Sans aller jusqu’à sa disparition, les conséquences sur la montée des eaux et donc de la diminution des plages paradisiaques de sable blanc et sa mer bleue turquoise, qui est la principale ressource du pays, serait terrible. Celle-ci, représente près de 40 % du PIB en 2017 et 16 % des emplois, selon le Conseil mondial du tourisme et des voyages. Cette destination, a attiré 726 515 touristes au premier semestre 2018, en hausse de 10 % sur un an.

Cette manne touristique, a permis de faire progresser le PNB par habitant de plus de 200 % entre 1990 et 2015 selon la Banque mondiale, mais le pays affiche un fort endettement.

Hélas comme souvent, cette menace concrète, mais à plus long terme, passe pour l’instant en arrière-plan face à des préoccupations plus mercantiles et immédiates. Le pouvoir en place, a refusé de faire entrer un groupe d’observateurs internationaux pour les élections. Cela peut faire craindre de nouvelles crispations du régime maldivien, qui se sont intensifiées début 2018 avec l’imposition par le président de 45 jours d’état d’urgence. Cette décision, a été vu comme une “attaque en règle contre la démocratie”, selon l’ONU.
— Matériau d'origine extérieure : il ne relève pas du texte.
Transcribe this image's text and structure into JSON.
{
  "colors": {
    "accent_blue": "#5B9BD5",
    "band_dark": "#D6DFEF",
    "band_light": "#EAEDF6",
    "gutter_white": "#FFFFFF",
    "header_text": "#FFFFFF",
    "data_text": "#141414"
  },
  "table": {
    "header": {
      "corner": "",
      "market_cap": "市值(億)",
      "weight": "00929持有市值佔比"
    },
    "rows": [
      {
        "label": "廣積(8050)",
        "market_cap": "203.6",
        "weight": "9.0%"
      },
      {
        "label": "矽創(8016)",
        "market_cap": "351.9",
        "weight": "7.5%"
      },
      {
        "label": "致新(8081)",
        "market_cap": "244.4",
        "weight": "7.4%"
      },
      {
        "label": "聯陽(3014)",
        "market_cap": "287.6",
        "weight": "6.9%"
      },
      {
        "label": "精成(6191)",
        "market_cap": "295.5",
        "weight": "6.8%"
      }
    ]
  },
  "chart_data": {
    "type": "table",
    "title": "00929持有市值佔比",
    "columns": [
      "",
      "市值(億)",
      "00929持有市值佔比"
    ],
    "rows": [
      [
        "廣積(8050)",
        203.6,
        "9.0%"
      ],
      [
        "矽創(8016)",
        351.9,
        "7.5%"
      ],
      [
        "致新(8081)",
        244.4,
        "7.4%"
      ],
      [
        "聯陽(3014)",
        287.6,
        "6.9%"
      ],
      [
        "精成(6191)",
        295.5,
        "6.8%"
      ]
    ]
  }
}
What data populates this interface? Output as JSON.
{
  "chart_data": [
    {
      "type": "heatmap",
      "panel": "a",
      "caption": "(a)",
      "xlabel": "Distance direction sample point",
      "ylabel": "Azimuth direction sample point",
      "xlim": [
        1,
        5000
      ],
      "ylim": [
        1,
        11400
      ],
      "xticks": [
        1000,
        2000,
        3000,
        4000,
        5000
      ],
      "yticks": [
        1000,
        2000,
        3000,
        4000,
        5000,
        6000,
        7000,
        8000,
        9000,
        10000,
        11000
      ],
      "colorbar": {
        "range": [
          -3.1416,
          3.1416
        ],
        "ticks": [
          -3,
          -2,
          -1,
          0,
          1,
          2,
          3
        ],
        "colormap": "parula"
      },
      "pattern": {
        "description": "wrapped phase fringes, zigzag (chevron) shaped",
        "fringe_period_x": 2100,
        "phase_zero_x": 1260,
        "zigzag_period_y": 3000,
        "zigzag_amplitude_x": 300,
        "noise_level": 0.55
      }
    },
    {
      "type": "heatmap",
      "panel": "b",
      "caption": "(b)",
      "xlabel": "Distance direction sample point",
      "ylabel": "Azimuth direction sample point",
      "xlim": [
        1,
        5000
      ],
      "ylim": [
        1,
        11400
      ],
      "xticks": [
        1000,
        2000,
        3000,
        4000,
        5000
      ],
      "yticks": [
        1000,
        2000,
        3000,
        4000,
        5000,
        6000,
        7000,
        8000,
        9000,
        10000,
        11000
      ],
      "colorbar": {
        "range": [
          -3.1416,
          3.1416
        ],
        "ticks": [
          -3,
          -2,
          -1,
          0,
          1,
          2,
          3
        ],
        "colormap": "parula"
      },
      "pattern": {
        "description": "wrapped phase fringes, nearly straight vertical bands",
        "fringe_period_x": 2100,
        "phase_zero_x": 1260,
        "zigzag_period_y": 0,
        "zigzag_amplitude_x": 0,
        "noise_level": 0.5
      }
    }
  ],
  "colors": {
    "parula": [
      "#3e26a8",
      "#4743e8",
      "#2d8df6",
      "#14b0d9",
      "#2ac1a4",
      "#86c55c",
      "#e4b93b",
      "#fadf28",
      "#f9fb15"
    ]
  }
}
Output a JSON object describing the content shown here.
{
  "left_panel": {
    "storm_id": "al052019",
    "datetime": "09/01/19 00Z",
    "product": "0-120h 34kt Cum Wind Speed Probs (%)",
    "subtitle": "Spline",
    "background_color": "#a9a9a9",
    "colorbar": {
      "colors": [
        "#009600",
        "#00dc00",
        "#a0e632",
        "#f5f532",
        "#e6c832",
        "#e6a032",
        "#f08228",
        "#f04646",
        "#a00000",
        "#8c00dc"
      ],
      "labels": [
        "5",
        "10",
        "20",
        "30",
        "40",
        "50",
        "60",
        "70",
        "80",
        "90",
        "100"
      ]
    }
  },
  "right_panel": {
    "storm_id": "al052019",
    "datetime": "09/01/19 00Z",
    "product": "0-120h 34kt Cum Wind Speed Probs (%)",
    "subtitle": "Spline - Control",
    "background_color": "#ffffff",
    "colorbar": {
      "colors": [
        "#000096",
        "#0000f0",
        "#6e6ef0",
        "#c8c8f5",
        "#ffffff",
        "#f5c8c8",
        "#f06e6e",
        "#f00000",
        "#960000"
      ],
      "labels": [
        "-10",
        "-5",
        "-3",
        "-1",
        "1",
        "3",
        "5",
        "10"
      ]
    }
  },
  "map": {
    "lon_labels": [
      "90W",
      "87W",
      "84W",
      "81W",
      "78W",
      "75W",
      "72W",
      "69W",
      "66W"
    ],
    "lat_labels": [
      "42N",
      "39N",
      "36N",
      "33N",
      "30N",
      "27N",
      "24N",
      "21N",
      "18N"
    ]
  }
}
Les Maldives, ont quitté le Commonwealth en 2016, en raison de critiques sur les droits de l’Homme. Le pays a longtemps pratiqué un islam modéré, avant de se durcir avec un afflux d’argent et de prêcheurs salafistes venus du Moyen-Orient. L’islam sunnite, est la religion d’Etat, toute autre religion étant proscrite. L’alcool est interdit, uniquement disponible dans les hôtels pour touristes. L’homosexualité est illégale. Les femmes reconnues coupables de relations hors mariage, peuvent être fouettées.

En attendant que la montée des eaux, règle tout définitivement.